地中海のミニ国家マルタ。国土は東京23区の約半分で、街全体が世界遺産に登録されている。その「難攻不落の要塞都市」を、肉体派ライターが体感した。
「まるで進撃の巨人の壁」
筆者は城壁の外側の探索を開始。観光客は「壁の外の世界」には興味がないようで、人通りはほとんどない。エメラルドブルーの波が岸辺に打ち寄せる音、潮風の匂い、独特の色をした城壁…五感を震わせながら進む。

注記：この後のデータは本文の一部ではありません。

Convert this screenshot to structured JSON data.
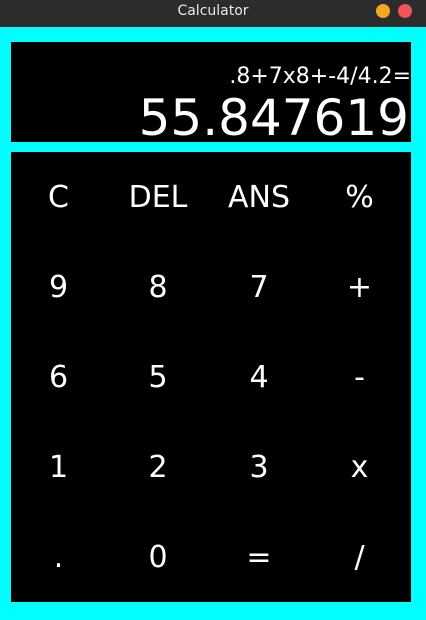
{
  "window": {
    "title": "Calculator",
    "controls": [
      "minimize",
      "close"
    ]
  },
  "display": {
    "expression": ".8+7x8+-4/4.2=",
    "result": "55.847619"
  },
  "keypad": {
    "keys": [
      {
        "label": "C"
      },
      {
        "label": "DEL"
      },
      {
        "label": "ANS"
      },
      {
        "label": "%"
      },
      {
        "label": "9"
      },
      {
        "label": "8"
      },
      {
        "label": "7"
      },
      {
        "label": "+"
      },
      {
        "label": "6"
      },
      {
        "label": "5"
      },
      {
        "label": "4"
      },
      {
        "label": "-"
      },
      {
        "label": "1"
      },
      {
        "label": "2"
      },
      {
        "label": "3"
      },
      {
        "label": "x"
      },
      {
        "label": "."
      },
      {
        "label": "0"
      },
      {
        "label": "="
      },
      {
        "label": "/"
      }
    ]
  },
  "colors": {
    "frame": "#00ffff",
    "panel": "#000000",
    "text": "#ffffff",
    "titlebar": "#2c2c2c",
    "minimize": "#f5a623",
    "close": "#f0545c"
  }
}
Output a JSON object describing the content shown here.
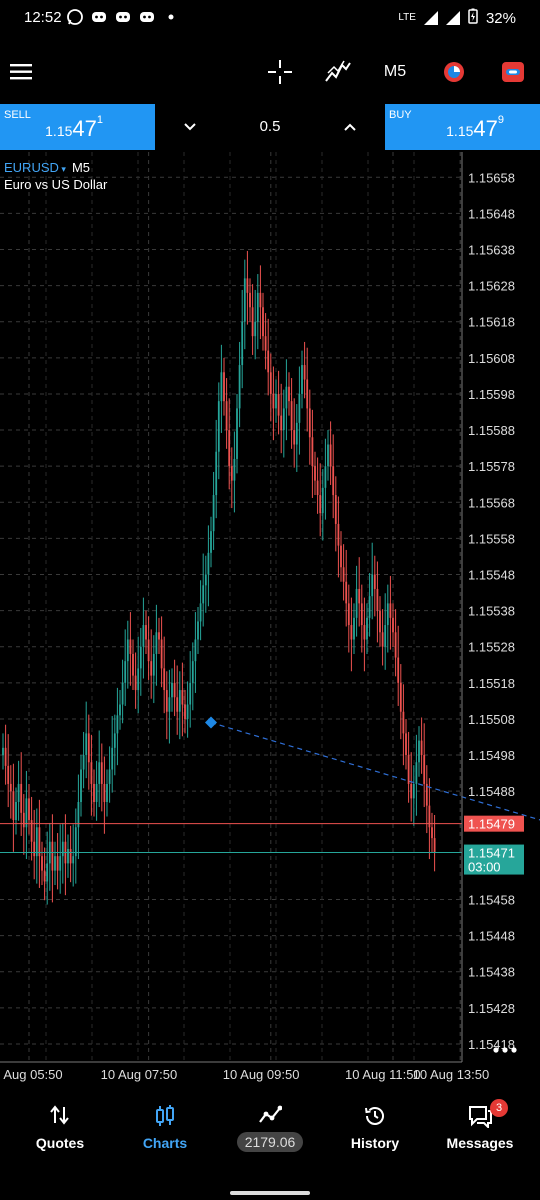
{
  "status_bar": {
    "time": "12:52",
    "network": "LTE",
    "battery": "32%"
  },
  "toolbar": {
    "timeframe": "M5",
    "icons": [
      "menu-icon",
      "crosshair-icon",
      "indicators-icon",
      "objects-icon",
      "trade-icon"
    ]
  },
  "trade": {
    "sell_label": "SELL",
    "sell_price_prefix": "1.15",
    "sell_price_big": "47",
    "sell_price_sup": "1",
    "buy_label": "BUY",
    "buy_price_prefix": "1.15",
    "buy_price_big": "47",
    "buy_price_sup": "9",
    "lot": "0.5"
  },
  "chart": {
    "symbol": "EURUSD",
    "timeframe": "M5",
    "description": "Euro vs US Dollar",
    "countdown": "03:00"
  },
  "chart_data": {
    "type": "candlestick",
    "y_ticks": [
      "1.15658",
      "1.15648",
      "1.15638",
      "1.15628",
      "1.15618",
      "1.15608",
      "1.15598",
      "1.15588",
      "1.15578",
      "1.15568",
      "1.15558",
      "1.15548",
      "1.15538",
      "1.15528",
      "1.15518",
      "1.15508",
      "1.15498",
      "1.15488",
      "1.15458",
      "1.15448",
      "1.15438",
      "1.15428",
      "1.15418"
    ],
    "x_ticks": [
      "10 Aug 05:50",
      "10 Aug 07:50",
      "10 Aug 09:50",
      "10 Aug 11:50",
      "10 Aug 13:50"
    ],
    "ylim": [
      1.15413,
      1.15665
    ],
    "ask_line": "1.15479",
    "bid_line": "1.15471",
    "grid": true,
    "colors": {
      "up": "#26a69a",
      "down": "#ef5350",
      "trend_line": "#2f6fd6"
    },
    "trend_line": {
      "from": [
        80,
        1.15507
      ],
      "to": [
        249,
        1.15471
      ]
    },
    "closes": [
      1.155,
      1.15495,
      1.1549,
      1.15488,
      1.1548,
      1.15485,
      1.1549,
      1.15482,
      1.15478,
      1.15486,
      1.1548,
      1.15474,
      1.1547,
      1.15478,
      1.1547,
      1.15466,
      1.15463,
      1.15468,
      1.15474,
      1.15466,
      1.1547,
      1.15466,
      1.1547,
      1.15474,
      1.15468,
      1.15472,
      1.15468,
      1.1547,
      1.15478,
      1.15485,
      1.15494,
      1.15498,
      1.15504,
      1.15496,
      1.1549,
      1.15485,
      1.1549,
      1.15496,
      1.1549,
      1.15485,
      1.1549,
      1.15494,
      1.155,
      1.15504,
      1.15509,
      1.15512,
      1.15518,
      1.15524,
      1.1553,
      1.15526,
      1.1552,
      1.15516,
      1.15522,
      1.15528,
      1.15534,
      1.1553,
      1.15524,
      1.1552,
      1.15526,
      1.15532,
      1.1553,
      1.15522,
      1.15516,
      1.1551,
      1.15514,
      1.15518,
      1.15514,
      1.1551,
      1.15516,
      1.15512,
      1.15508,
      1.15512,
      1.15518,
      1.15524,
      1.1553,
      1.15535,
      1.1554,
      1.15545,
      1.15548,
      1.15554,
      1.1556,
      1.1557,
      1.15582,
      1.15596,
      1.15604,
      1.15596,
      1.15588,
      1.15578,
      1.15574,
      1.1558,
      1.15594,
      1.15606,
      1.15618,
      1.1563,
      1.15626,
      1.15622,
      1.15614,
      1.15618,
      1.15626,
      1.15622,
      1.15614,
      1.1561,
      1.15604,
      1.15598,
      1.15594,
      1.15598,
      1.15592,
      1.15588,
      1.15594,
      1.156,
      1.15596,
      1.15588,
      1.15584,
      1.1559,
      1.15598,
      1.15606,
      1.15602,
      1.15594,
      1.15586,
      1.15578,
      1.15574,
      1.1557,
      1.15565,
      1.15572,
      1.15578,
      1.15584,
      1.15578,
      1.1557,
      1.15562,
      1.15556,
      1.1555,
      1.15546,
      1.1554,
      1.15534,
      1.1553,
      1.15536,
      1.15544,
      1.1554,
      1.15534,
      1.1553,
      1.15536,
      1.15542,
      1.15548,
      1.15544,
      1.15538,
      1.15532,
      1.15528,
      1.15534,
      1.1554,
      1.15536,
      1.15532,
      1.15525,
      1.15518,
      1.1551,
      1.15504,
      1.15498,
      1.1549,
      1.15486,
      1.1549,
      1.15496,
      1.15502,
      1.15498,
      1.1549,
      1.15484,
      1.15478,
      1.15475,
      1.15471
    ],
    "data_range_note": ""
  },
  "nav": {
    "quotes": "Quotes",
    "charts": "Charts",
    "balance": "2179.06",
    "history": "History",
    "messages": "Messages",
    "messages_badge": "3"
  }
}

道中には険しい場所もあり、崖のように切り立った道には落下防止の柵などはない。壁の内側に入るための「入り口」がまったく無く、歩いても歩いても壁の中に繋がる道が見つからない。難攻不落の要塞都市、その防御力の高さを痛感させられた。
ようやく見つけた入り口
歩き始めてから30分が過ぎた頃、ようやく壁の中に入るための階段を発見。気が付けば世界遺産の街、その外周の約3分の1を歩いていた。体も心もヘトヘトの状態で、要塞都市の“内側”へ向かう。
世界遺産の街、衝撃の光景
内側の街並みは圧巻の美しさ。石灰岩(マルタ・ストーン)で作られた建物がずらりと並び、道は遮るものが無く見晴らし良好。この設計は、大砲で直線の敵を一網打尽にするなど、軍事目的の色が強かったという。この街を築き上げた「マルタ騎士団」は精鋭のエリート集団で、“最強の騎士団”と呼ばれるほど強かったらしい。